The Lawrence Krauss video from post #12 is fairly typical pop science - i.e. it is more about entertainment than education. Still: Krauss could have been a bit more careful to spell out what we mean by "purpose" in adaptations. He's just being glib - cavemen did not have to solve Schrodinger's equation or do triple integration by parts. All he means is that we are using traits that came into existence under other influences to help us understand quantum mechanics. The process neatly explains why we can understand QM at all as well as why QM is counter-intuitive.

We don't actually know that arunshankar (OP) was referring to that video though. That worthy has yet to return to redirect the replies or otherwise comment.
(OP has a history of post-and-run threads - but has returned to PF since this thread was started.)

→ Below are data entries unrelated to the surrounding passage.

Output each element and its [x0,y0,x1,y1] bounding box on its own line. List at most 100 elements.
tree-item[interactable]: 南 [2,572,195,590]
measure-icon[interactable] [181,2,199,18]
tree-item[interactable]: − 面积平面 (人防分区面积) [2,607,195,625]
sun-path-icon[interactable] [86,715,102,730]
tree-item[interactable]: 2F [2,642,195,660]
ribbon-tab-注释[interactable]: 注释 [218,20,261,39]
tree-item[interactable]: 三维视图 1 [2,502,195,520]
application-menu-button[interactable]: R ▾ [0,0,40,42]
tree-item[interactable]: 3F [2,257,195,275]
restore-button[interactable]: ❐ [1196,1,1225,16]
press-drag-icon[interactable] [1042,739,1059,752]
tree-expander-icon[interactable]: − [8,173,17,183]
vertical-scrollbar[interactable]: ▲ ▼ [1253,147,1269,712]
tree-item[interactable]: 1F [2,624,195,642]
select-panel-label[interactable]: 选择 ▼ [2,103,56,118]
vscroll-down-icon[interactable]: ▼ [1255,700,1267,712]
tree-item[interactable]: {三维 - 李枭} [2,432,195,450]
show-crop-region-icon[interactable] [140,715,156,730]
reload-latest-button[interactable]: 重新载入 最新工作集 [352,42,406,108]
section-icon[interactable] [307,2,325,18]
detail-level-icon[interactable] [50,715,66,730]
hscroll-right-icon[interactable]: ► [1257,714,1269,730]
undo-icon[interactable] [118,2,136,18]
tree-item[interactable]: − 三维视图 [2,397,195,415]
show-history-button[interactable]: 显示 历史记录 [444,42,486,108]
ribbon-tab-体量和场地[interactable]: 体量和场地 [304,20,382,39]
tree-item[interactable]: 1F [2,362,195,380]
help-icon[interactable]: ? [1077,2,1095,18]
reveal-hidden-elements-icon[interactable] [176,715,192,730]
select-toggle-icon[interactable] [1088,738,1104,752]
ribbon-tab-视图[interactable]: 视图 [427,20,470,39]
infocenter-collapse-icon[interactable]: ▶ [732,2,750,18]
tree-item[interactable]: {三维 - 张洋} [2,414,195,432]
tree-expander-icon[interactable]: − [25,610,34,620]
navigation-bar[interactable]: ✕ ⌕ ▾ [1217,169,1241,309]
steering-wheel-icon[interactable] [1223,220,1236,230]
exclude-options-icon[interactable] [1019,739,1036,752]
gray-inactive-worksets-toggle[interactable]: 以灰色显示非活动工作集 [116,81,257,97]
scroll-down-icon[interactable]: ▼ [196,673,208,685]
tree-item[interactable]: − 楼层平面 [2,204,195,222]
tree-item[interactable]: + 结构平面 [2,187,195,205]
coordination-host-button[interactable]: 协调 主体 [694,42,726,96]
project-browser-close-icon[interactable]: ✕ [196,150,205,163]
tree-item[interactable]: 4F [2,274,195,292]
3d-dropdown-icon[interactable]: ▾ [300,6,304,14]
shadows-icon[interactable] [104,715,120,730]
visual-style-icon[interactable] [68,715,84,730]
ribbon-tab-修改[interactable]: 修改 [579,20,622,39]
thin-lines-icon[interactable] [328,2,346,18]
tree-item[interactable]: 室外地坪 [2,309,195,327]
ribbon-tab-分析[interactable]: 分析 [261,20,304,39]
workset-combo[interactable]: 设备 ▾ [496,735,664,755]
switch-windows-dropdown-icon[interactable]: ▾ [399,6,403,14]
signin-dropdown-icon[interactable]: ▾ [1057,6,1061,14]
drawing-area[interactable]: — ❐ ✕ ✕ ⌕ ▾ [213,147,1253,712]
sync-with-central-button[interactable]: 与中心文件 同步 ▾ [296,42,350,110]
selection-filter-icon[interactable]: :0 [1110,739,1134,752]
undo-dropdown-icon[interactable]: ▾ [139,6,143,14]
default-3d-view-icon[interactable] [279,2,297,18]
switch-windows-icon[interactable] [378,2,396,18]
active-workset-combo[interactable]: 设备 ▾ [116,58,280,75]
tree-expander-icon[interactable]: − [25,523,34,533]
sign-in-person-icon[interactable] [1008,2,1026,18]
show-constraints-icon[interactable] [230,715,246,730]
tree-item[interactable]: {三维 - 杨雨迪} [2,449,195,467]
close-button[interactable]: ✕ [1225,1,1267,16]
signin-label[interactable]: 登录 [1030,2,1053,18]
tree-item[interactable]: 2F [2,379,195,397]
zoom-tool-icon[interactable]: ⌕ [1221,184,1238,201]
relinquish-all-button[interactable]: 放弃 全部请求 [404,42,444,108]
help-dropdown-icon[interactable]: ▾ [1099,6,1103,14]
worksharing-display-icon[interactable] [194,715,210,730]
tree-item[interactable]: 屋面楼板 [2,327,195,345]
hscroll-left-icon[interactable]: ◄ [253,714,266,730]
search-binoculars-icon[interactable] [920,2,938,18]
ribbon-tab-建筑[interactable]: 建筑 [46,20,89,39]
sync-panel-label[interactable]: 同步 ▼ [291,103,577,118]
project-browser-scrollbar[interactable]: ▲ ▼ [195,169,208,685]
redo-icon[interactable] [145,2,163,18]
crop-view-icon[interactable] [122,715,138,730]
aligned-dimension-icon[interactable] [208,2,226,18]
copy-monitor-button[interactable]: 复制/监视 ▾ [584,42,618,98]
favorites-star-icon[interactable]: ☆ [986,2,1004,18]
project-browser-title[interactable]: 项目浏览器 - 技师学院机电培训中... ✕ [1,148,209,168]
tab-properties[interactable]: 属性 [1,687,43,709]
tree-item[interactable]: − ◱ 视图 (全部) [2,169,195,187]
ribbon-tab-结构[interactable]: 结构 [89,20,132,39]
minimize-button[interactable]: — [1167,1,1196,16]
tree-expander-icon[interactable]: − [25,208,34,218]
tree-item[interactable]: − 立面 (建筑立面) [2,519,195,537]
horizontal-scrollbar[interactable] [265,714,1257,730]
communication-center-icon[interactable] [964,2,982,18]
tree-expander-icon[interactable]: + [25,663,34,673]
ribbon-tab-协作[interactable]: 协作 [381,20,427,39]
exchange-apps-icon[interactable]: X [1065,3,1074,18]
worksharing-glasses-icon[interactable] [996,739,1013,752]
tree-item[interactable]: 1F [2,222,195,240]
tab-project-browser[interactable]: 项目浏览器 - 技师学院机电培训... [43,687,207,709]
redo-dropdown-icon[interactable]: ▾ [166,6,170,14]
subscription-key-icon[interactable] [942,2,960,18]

In addition to comment on the article, assertions were made about appropriate responces in these forums.
If the question were posed in these forums - asking why the questioner thought that there has to be a purpose is important for figuring out how to best answer the question. The word "purpose" for a trait has a special meaning in biology - the person asking the question may not understand that. I prefer to check before delivering a lecture... others prefer to make their best guess and deliver a short reply to that guess.

It's probably worth while, at this stage, waiting a bit to see if OP is still interested. I think we've covered the available ground pretty thoroughly between us? The question in post #1 is answered right?